The same logic can be used when examining some of Kim Jong Un’s decisions. For example, the constant nuclear tests serve a dual purpose. First, they threaten potential enemies which can be looked at as a system of preemptive deterrence. Second (and potentially more relevantly), they aim to prove that Kim Jong Un is powerful, and a “real” leader. However, we’ve already ostracized North Korea, so the strategy that may be required would be somewhat different, in that it would have to be a carrot on a stick approach. The US could offer North Korea a spot at the Olympics (of course the rest of the global community would have to agree), in exchange for a small concession, for example, the signing of an official end to the Korean War. This may seem meaningless, but its significance is that it means that the US would stop sending troops, and weapons to the Korean Peninsula.

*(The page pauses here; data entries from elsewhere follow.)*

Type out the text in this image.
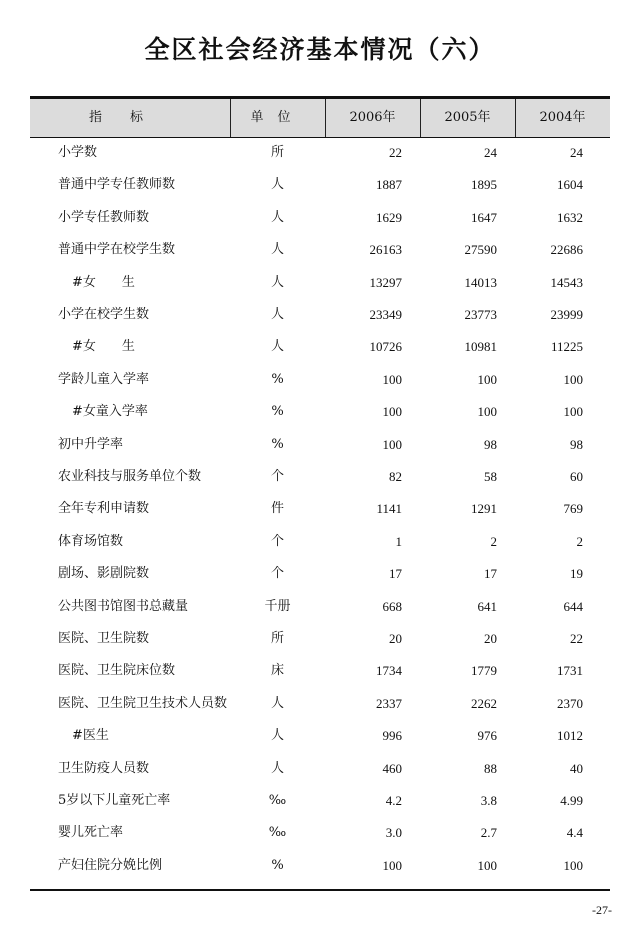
全区社会经济基本情况（六）
指标	单位	2006年	2005年	2004年
小学数	所	22	24	24
普通中学专任教师数	人	1887	1895	1604
小学专任教师数	人	1629	1647	1632
普通中学在校学生数	人	26163	27590	22686
#女　　生	人	13297	14013	14543
小学在校学生数	人	23349	23773	23999
#女　　生	人	10726	10981	11225
学龄儿童入学率	%	100	100	100
#女童入学率	%	100	100	100
初中升学率	%	100	98	98
农业科技与服务单位个数	个	82	58	60
全年专利申请数	件	1141	1291	769
体育场馆数	个	1	2	2
剧场、影剧院数	个	17	17	19
公共图书馆图书总藏量	千册	668	641	644
医院、卫生院数	所	20	20	22
医院、卫生院床位数	床	1734	1779	1731
医院、卫生院卫生技术人员数	人	2337	2262	2370
#医生	人	996	976	1012
卫生防疫人员数	人	460	88	40
5岁以下儿童死亡率	‰	4.2	3.8	4.99
婴儿死亡率	‰	3.0	2.7	4.4
产妇住院分娩比例	%	100	100	100
-27-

This, in turn, would make Kim Jong Un feel somewhat safer and would reduce the need for a nuclear deterrent, meaning the stoppage (or at least reduction in frequency) of the nuclear tests. Afterwards, the US could trade a stop at the WTO, development aid, or a trade agreement for further concessions such as an agreement to refrain from weaponizing Uranium. If Kim Jong Un feels as though he has a seat at the table, he is less likely to try and blow the table up. Giving Kim Jong Un the illusion of a spot at the table isn’t all that difficult, or costly, as the vast majority of the concessions that would be made by the US would be political ones, rather than monetary.

The current US strategy to counter North Korea is highly ineffective and very dangerous. Trump should change the tactic to one in which North Korea would eventually become assimilated into the global community. It will be an uphill battle, and a very dangerous one, but the alternative is far more dangerous, with no potential for a “happy” ending.